Oui absolument. Y compris sur cet espace nous nous sommes souvent querellés pour vanter les mérites de nos champions. Nous avions avancé l’idée que le général Mokoko représentait la voie du futur. Que le Premier ministre Milongo était un bon gestionnaire. Que Kolélas était la ténacité même pour la résistance au marxisme. Que Lissouba a campé les pots de terre pour affirmer un tant soit peu notre prétention d’humains auprès des colosses pétroliers. Que Sassou a eu le mérite de mettre un terme à la sanglante et inutile guerre de 1997. Le procès de Elf nous apprend qu’il nous faut réviser nos manuels. Et ajouter à ces qualificatifs d’autres considérations utiles.

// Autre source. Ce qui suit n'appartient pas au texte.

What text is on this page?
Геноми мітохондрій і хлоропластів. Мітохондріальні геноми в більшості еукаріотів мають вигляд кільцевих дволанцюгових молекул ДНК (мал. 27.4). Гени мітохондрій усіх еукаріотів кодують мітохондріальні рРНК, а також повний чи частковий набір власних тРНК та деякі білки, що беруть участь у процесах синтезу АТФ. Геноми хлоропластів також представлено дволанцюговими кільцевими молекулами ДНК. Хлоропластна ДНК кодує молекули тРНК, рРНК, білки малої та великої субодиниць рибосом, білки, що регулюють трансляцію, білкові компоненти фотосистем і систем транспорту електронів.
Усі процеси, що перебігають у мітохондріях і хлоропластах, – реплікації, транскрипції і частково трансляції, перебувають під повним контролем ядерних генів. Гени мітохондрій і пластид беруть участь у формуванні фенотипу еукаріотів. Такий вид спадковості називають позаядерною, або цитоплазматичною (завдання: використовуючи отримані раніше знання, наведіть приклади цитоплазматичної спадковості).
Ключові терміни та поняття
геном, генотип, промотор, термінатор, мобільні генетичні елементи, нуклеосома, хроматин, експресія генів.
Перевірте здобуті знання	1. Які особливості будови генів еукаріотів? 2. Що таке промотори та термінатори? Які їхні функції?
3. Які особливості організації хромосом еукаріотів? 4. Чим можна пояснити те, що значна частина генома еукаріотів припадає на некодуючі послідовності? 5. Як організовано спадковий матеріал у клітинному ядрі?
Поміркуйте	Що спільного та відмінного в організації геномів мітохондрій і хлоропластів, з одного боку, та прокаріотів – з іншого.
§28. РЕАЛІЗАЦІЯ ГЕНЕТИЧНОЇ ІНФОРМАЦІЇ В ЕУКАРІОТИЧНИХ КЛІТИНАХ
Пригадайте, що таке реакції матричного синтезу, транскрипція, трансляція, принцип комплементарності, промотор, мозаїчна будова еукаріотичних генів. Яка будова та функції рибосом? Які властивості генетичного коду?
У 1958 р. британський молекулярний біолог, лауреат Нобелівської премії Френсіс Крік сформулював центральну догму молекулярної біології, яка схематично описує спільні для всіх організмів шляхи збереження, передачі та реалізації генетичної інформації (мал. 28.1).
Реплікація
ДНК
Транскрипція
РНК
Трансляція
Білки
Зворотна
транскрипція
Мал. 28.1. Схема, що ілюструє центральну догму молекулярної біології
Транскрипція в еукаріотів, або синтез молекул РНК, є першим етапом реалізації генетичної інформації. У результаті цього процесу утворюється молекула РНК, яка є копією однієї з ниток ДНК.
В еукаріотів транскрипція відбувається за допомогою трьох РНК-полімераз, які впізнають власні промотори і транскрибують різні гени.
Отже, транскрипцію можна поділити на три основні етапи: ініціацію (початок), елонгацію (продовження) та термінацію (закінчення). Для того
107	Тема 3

Car si les qualités des uns et des autres peuvent demeurer, aussi bien les uns que les autres ont absolument mangé dans la main chez Elf. Alors, je vous demande : pourquoi - pour qui - nous sommes-nous faits les guerres ? Quel idéal avons-nous fait avancer ? Quelle voix a représenté la vertu et l’espoir national, quelle voie a été celle des prédateurs insouciants ? Qui a servi le Congo, et qui l’a trahi ?

La réponse appartient à chacun de nous. Mais la réalité nous concerne tous. Le Congo, troisième producteur de pétrole en Afrique sub-saharienne, n’a fait avancer aucun de ses indicateurs économiques de référence depuis 1966 ! Nous sommes producteurs de pétrole, mais nous faisons des pieds et des mains pour être éligibles au Programme PPTE (Pays pauvre très endetté), pour bénéficier de l’annulation de notre dette par la Banque Mondiale. C’est à dire que nous cherchons à convaincre la communauté internationale de notre pauvreté, malgré notre richesse !

Il y a de quoi avoir le vertige quand de telles choses sont révélées, ailleurs ; de quoi avoir durablement honte et se demander quelles sont les voies du futur. Comment nous en sortirons-nous s’il n’y a personne pour nous dire le droit, la loi, la règle et la mesure ? Désespérant aussi de constater sur cet espace que, cela malgré, nous continuons à nous décliner en pro-X et anti-Y quand tout nous pousse au dégoût, pour scruter les voies du rebourgeonnement.